著者
水内 豊和
出版者
富山大学人間発達科学部
雑誌
富山大学人間発達科学部紀要 = Memoirs of the Faculty of Human Development University of Toyama (ISSN:1881316X)
巻号頁・発行日
vol.16, no.1, pp.93-101, 2021-10-22

諸外国のASD者の運転に関する研究を概観した。
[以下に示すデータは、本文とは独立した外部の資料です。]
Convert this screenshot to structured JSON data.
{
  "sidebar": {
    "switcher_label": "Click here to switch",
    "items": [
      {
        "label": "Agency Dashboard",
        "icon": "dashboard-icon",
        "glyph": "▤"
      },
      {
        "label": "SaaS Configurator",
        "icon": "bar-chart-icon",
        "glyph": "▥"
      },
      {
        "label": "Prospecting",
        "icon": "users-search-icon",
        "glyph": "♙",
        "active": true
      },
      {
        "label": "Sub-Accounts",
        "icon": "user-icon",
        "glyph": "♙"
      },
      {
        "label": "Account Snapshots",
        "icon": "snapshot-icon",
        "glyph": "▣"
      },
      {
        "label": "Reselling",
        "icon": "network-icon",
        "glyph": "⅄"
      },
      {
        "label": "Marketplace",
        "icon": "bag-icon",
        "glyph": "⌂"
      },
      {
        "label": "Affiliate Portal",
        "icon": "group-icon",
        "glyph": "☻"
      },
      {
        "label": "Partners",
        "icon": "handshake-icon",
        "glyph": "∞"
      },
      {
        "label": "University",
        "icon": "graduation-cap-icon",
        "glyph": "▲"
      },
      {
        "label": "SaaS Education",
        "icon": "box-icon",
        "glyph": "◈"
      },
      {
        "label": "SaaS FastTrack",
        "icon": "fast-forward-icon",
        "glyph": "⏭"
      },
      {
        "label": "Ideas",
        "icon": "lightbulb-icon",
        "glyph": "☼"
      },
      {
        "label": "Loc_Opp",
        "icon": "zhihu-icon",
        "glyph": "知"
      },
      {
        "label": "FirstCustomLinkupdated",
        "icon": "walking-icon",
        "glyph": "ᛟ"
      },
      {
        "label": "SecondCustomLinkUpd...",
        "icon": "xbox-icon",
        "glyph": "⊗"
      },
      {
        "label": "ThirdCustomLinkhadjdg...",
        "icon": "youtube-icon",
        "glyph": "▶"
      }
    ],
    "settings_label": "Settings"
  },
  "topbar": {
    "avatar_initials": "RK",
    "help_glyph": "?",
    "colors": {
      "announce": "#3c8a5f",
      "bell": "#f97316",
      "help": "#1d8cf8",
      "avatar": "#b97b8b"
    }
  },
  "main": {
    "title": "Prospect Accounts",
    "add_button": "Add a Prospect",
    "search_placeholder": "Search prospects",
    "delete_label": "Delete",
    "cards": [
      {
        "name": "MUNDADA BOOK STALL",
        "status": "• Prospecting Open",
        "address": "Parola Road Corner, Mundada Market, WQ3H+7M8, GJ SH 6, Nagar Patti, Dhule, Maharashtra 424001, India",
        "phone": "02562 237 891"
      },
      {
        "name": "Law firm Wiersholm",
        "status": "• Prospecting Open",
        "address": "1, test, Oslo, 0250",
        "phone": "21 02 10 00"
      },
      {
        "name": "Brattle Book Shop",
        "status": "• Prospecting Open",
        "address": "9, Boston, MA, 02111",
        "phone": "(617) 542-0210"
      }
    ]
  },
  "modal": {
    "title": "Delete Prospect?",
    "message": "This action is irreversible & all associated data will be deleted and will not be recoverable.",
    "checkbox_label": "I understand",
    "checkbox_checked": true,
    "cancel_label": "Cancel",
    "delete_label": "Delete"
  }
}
免許取得率は定型発達(TD)者よりも低いがその割合は一様ではなかった。免許取得過程には指導者の障害理解や指導スキル,本人の障害の開示などの問題があった。運転への自信や不安についての研究結果は一意ではなかった。障害特性が運転に与える影響の検証は多数あり,社会的状況認知や視覚運動の協調など諸側面でASD者の運転行動がTD者よりも拙劣とする結果があるが一貫性はなかった。また路上運転ではなくドライビングシミュレーターによる検討がほとんどであった。運転改善の検討からは,構造化,明瞭化,実演して見せるなどの方略の有効性が示された。以上よりASD者がTD者と比べて運転リスクが高いといえる一貫した証左はなく,個々の事例性に大きく依拠することが示唆された。今後わが国でも実証的研究の蓄積とそれに基づくシステマティックレビューやガイドラインの作成が求められよう。